And in the crowd, I suddenly wanted to throw a tantrum of mass proportions

In summary: I will never go to another music festival. I will never go into the mosh pit. And if I go to a concert with someone, we will discuss what will happen if we get separated.

The last time I went to NSSN was in 2006. At that time, I even knew even though it was all my favorite bands at the time—The Shins, Silversun Pickups and the Killers. I hadn’t even planned on going then until a friend emailed me:

How’s it going! I just bought two tickets to Live 105’s Not So Silent Night, forgetting that I can’t actually make the night of the concert (I’ll be in Dublin, Ireland :0) ). If you haven’t heard, details are here. I was going to sell them online since I think the show is going to be sold out in a little while, but feel free to let me know if you’d like them for what I paid ($114.10 for the pair).

I thought sure why not. The music of course was great. And I went with Chris—it was one week before that fateful day. We didn’t get separated, but we found ourselves squished against the grate, without room to breathe. I decided right then that I wouldn’t ever go to another festival like this again.

But then I found out that two of my favorite bands—Metric and Muse were playing at NSSN this year. And a band with a lot of buzz…Vampire Weekend. I could not pass it up after almost slapping down my cc to go see Muse in NYC at the Giants Stadium. And so we got floor tickets. But Metric’s set was short. And during AFI (the set before Muse), I couldn’t hold onto Chris anymore and let myself be swept away. I could feel the elbows behind me. The tightness of people pushing forward and backward.

At some point as I swept backward, I lost my balance and fell into a pit of people who were dancing without any intent…in a circle. I screamed, but my ear plugs were in…so I couldn’t tell if anybody heard me. But immediately two strong hands grabbed my arms and picked me up. I put my hat back on and looked around…whoever it was…was already gone into the crowd. And as I breathed again, everything was swirling around me and I nearly blacked out.

Suddenly, I was alone in a place where nobody was pushing and shoving. AFI had ended thankfully where I spent most of the set trying to protect myself. Putting my arms in front. Self-preservation that I didn’t remember that set at all. I checked my phone multiple times and texted Chris. But he didn’t reply. My frustration was mounting. My anger at all of this. Why couldn’t I hold on? Why couldn’t he? And as I glanced around, I was jealous of the couples, the friends who never got separated. At this point, I saw a friend of a friend jump forward, dance forward, so excited.

And I realized how I hated experiencing things like this—music—all by myself even if I was surrounded by thousands of fans. I wanted someone to poke, to prod, and say hey don’t you remember this song and we would remember the same memory in two separate minds and we have a shared secret smile.
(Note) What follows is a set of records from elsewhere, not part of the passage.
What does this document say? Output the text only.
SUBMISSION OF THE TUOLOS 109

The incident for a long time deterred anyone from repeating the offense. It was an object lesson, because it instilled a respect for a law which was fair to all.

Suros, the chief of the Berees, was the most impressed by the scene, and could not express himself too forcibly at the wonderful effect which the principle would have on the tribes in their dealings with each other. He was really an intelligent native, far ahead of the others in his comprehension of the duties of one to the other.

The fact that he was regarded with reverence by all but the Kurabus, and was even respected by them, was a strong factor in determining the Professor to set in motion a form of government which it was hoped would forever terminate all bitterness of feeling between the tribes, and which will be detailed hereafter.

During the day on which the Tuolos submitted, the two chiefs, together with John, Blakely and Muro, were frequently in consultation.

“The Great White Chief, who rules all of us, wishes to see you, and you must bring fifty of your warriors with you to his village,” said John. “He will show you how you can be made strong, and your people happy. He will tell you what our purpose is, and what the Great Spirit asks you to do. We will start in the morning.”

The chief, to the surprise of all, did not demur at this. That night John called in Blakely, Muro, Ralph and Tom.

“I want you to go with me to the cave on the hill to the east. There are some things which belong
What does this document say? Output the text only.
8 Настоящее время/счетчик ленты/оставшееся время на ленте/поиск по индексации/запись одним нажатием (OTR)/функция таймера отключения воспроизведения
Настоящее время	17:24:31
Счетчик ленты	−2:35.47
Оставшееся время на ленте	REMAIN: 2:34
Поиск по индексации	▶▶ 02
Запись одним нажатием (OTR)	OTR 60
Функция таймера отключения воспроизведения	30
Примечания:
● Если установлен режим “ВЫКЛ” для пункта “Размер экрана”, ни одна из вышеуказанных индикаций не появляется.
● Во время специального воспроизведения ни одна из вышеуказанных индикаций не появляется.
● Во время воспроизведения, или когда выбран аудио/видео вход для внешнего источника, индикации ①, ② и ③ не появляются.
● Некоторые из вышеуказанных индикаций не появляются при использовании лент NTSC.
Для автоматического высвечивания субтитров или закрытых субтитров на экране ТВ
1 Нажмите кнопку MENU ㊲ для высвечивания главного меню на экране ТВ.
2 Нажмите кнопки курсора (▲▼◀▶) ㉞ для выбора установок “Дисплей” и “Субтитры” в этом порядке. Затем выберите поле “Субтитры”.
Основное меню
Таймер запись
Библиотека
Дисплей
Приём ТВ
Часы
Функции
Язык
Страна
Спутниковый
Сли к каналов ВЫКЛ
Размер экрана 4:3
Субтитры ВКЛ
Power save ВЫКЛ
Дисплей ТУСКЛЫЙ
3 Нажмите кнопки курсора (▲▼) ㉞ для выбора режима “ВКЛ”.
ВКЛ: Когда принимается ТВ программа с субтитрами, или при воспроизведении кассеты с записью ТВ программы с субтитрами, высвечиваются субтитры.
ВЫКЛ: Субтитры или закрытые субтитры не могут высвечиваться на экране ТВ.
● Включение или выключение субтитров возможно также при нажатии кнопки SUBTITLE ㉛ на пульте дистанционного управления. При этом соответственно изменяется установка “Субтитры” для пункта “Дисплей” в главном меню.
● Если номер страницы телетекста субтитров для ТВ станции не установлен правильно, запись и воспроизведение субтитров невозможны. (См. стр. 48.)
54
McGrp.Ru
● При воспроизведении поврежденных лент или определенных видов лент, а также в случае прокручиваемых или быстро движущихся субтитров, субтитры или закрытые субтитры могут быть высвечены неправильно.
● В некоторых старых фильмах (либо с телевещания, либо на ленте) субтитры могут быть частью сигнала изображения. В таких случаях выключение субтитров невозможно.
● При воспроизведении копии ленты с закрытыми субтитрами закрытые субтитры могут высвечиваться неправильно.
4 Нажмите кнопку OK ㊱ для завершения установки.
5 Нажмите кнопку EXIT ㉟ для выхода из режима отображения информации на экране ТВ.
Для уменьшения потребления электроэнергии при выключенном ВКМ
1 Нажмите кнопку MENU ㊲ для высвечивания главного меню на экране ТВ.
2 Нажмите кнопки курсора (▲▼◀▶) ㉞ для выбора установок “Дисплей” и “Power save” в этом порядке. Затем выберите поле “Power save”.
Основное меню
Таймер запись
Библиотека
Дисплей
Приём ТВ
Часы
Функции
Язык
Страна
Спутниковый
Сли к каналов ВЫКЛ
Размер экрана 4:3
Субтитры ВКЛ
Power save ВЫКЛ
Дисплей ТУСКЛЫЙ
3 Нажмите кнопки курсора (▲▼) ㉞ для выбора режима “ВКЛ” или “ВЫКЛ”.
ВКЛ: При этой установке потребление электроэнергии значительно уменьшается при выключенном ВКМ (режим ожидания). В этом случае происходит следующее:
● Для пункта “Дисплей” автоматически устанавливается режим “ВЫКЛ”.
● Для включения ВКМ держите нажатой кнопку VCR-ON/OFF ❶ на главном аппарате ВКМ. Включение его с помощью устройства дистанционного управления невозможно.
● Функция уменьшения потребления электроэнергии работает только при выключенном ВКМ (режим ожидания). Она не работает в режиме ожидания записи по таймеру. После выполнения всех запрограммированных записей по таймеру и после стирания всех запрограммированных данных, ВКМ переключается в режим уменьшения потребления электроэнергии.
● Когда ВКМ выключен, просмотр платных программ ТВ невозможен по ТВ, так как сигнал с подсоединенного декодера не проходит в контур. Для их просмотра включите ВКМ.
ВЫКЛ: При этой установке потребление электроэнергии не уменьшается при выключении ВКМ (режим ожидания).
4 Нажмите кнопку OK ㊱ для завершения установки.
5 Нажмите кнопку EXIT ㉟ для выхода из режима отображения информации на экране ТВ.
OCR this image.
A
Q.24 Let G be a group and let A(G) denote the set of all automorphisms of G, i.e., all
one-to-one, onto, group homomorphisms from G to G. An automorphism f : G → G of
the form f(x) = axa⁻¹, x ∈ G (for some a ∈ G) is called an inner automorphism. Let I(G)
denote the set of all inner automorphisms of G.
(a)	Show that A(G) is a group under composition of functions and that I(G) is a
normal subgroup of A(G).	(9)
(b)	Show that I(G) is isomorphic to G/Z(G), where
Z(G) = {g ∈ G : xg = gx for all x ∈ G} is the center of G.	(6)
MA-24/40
I was steaming. But when Muse finally started with Resistance, I had calmed down. And I started thinking methodically. Move forward. He’s probably pinned again like what happen in 2006 and that’s why he couldn’t reach his phones (he really had two phones). So when New Born started, I found an opening and squeezed forward. I saw a head like his—curly, but not a full head of hair. I leaned forward and reached my arm out in front of two people. I tapped his head—sweaty, obnoxious. He turned his head as much as he could and spotted me. His hands—usually never sweaty—grabbed mine and I could feel our neighbors were annoyed. But I found him, finally finally.

Earlier I had said that I wanted to be in a place where I could have personal space. But here there were arms all around me. I love Muse, but to be part of one single body moving right and left when the entire crowd felt like it…I couldn’t take it. And so we moved back…finally. And suddenly I could feel cool air. It felt good.

We stood back and listening to Starlight. Our song. And sang along.

This is where I would say that it was something I wanted to do again. But no, this I absolutely mean never again.